France's current soccer scandal has also prompted demoralizing comparisons to other institutional failures that one professor, François Galichet, has described as forms of "social illiteracy." Any administrative shabbiness that reeked of flagrant oversights -- the Sarkozy government's lax attitude toward conflicts of interest, the Société Générale banking scandal, and the railroading of a controversial pensions policy -- has be equated with the accumulated failures that ended in disgrace at the World Cup. Not surprisingly, retrospective analyses of the World Cup preparations found egregious oversights and shortcuts to complain about. Many citizens were ambivalent about the team being in the World Cup at all because everyone knew it had advanced to South Africa on a clear violation of the rules -- a last-gasp handball by Henry that led to the winning goal in a qualifying game against Ireland. That the guardians of French soccer allowed this unfair advantage to advance their cause reminded some French of what Galichet called "the extraordinary and abysmal failure of the French elites to administer any sort of collective enterprise." Consequently, the failure of France's "black" team has made the success of multiracial integration seem superficial.

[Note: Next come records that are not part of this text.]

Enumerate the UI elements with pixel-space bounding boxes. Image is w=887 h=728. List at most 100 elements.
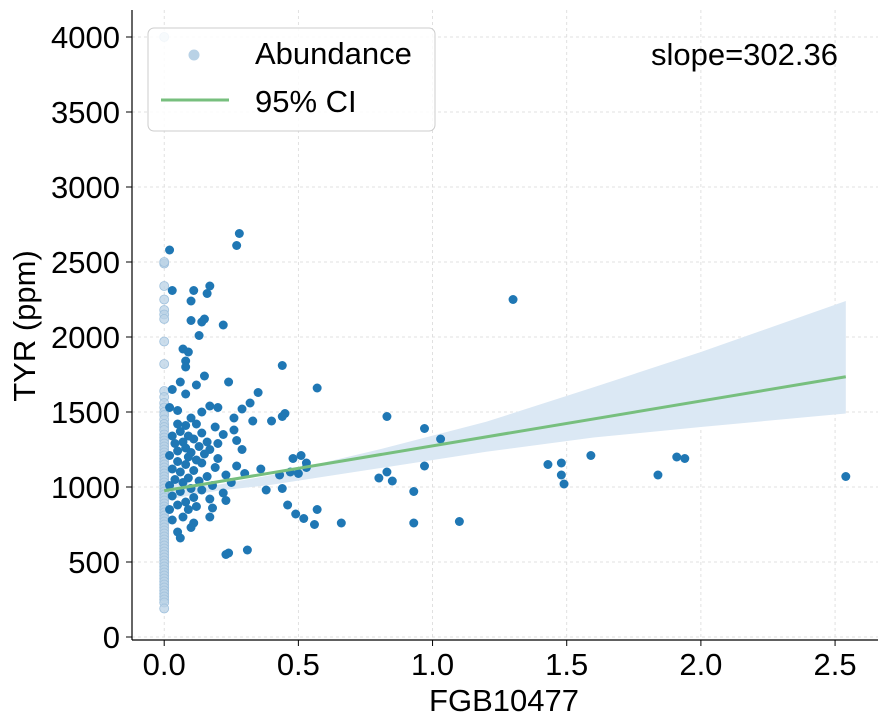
data-point-45 [167, 431, 177, 441]
data-point-11 [218, 320, 228, 330]
data-point-26 [245, 398, 255, 408]
legend-label-abundance: Abundance [255, 36, 412, 71]
y-ticks: 0 500 1000 1500 2000 2500 3000 3500 4000 [51, 20, 132, 655]
y-axis-label: TYR (ppm) [7, 250, 42, 402]
data-point-5 [189, 286, 199, 295]
data-point-126 [387, 476, 397, 486]
data-point-120 [167, 515, 177, 525]
y-tick-label-8: 4000 [51, 20, 120, 55]
data-point-3 [232, 241, 242, 250]
data-point-117 [186, 523, 196, 532]
data-point-119 [175, 533, 185, 543]
data-point-18 [199, 371, 209, 381]
data-point-142 [680, 454, 690, 463]
data-point-124 [374, 473, 384, 483]
data-point-130 [419, 424, 429, 433]
zero-point-2 [159, 257, 170, 267]
data-point-55 [194, 442, 204, 451]
data-point-70 [256, 464, 266, 474]
legend-frame [147, 27, 436, 132]
fit-line [163, 375, 847, 493]
y-tick-label-5: 2500 [51, 245, 120, 280]
data-point-140 [653, 470, 663, 480]
data-point-4 [205, 281, 215, 291]
data-point-32 [267, 416, 277, 426]
data-point-69 [232, 461, 242, 471]
data-point-95 [261, 485, 271, 495]
fit-line-layer [163, 375, 847, 493]
data-point-59 [173, 446, 183, 456]
data-point-62 [165, 451, 175, 460]
data-point-137 [556, 470, 566, 480]
data-point-23 [253, 388, 263, 397]
data-point-7 [186, 296, 196, 306]
data-point-76 [221, 470, 231, 480]
data-point-50 [202, 437, 212, 447]
data-point-14 [183, 347, 193, 357]
data-point-67 [197, 458, 207, 468]
data-point-93 [197, 485, 207, 495]
data-point-63 [183, 452, 193, 462]
data-point-52 [170, 439, 180, 448]
data-point-34 [229, 413, 239, 423]
data-point-25 [181, 389, 191, 399]
data-point-134 [508, 295, 518, 304]
data-point-96 [277, 484, 287, 493]
data-point-91 [165, 481, 175, 490]
y-tick-label-4: 2000 [51, 320, 120, 355]
data-point-54 [232, 436, 242, 445]
data-point-127 [382, 412, 392, 421]
ci-band-layer [164, 301, 846, 501]
data-point-83 [296, 451, 306, 460]
data-point-100 [205, 494, 215, 504]
zero-point-3 [159, 281, 170, 291]
y-tick-label-1: 500 [68, 545, 120, 580]
data-point-24 [167, 385, 177, 394]
data-point-68 [181, 460, 191, 469]
ci-band [164, 301, 846, 501]
data-point-138 [559, 479, 569, 489]
data-point-88 [178, 478, 188, 487]
data-point-8 [186, 316, 196, 325]
data-point-115 [309, 520, 319, 529]
data-point-104 [173, 500, 183, 510]
data-point-116 [336, 518, 346, 528]
legend-marker-abundance [188, 49, 200, 61]
points-layer [159, 32, 851, 614]
data-point-111 [299, 514, 309, 523]
legend: Abundance 95% CI [147, 27, 436, 132]
data-point-99 [189, 493, 199, 502]
data-point-97 [218, 488, 228, 498]
data-point-136 [556, 458, 566, 468]
data-point-77 [202, 472, 212, 481]
data-point-110 [291, 509, 301, 519]
x-tick-label-5: 2.5 [814, 647, 857, 682]
zero-point-9 [159, 359, 170, 369]
x-tick-label-3: 1.5 [545, 647, 588, 682]
data-point-84 [288, 454, 298, 463]
data-point-102 [221, 496, 231, 505]
data-point-106 [208, 503, 218, 513]
legend-label-ci: 95% CI [255, 84, 357, 119]
data-point-105 [191, 502, 201, 511]
data-point-108 [165, 505, 175, 514]
data-point-71 [210, 463, 220, 472]
data-point-48 [218, 430, 228, 439]
data-point-49 [189, 434, 199, 444]
zero-point-7 [159, 314, 170, 324]
data-point-128 [409, 487, 419, 496]
data-point-109 [312, 505, 322, 514]
x-tick-label-4: 2.0 [679, 647, 722, 682]
data-point-101 [181, 497, 191, 507]
data-point-22 [312, 383, 322, 393]
data-point-103 [283, 500, 293, 510]
data-point-47 [197, 428, 207, 438]
data-point-38 [186, 413, 196, 423]
data-point-35 [197, 407, 207, 417]
data-point-125 [382, 467, 392, 477]
x-axis-label: FGB10477 [429, 683, 579, 718]
data-point-1 [167, 286, 177, 295]
data-point-10 [199, 314, 209, 324]
data-point-129 [409, 518, 419, 528]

The huge media resonance of this French scandal also points to its symbolic significance for Western Europe as a whole. Indeed, the ubiquity and severity of ethnic and religious tensions in the European Union's prosperous welfare states have become an integral part of the European condition. Ironically, while it was the performance of an African-American sprinter at 1936's Nazi games that inspired France's first push for athletic multiculturalism, the country that best exemplifies it today may that year's Olympic host: Germany. Never before have so many members of the German national soccer team been of foreign derivation -- from immigrant families, from families with one German parent, or sons of once-exiled Germans from Eastern Europe. Like its European neighbors, Germany is under intense pressure to integrate its immigrants, and its Turkish and Muslim immigrants in particular, into the social fabric. Although the skinhead killings of dark-skinned foreigners are now past, controversies over unemployment, multilingual schools, the construction of mosques, and low social mobility still simmer.

Germans have shown a lot of public interest in the ethnicity of their World Cup representatives, but this curiosity is still under control. Germany's postwar inhibitions about racial chauvinism rule out official abuse, à la française. But the head of the German soccer federation has pleaded with German politicians to somehow transform the multiethnic harmony of the German national team into the social peace Germany needs as much as the rest of Europe does.

Of course, one reason why Germany's team seems to be taking the edge off xenophobia while France's squad is reinforcing it is that the Germans are winning. But as France has learned over the last decade, the national euphoria of a World Cup victory is only short-term relief. Bringing home the golden trophy is hardly easy, but compared with reconciling Europe's racial tensions, it's child's play.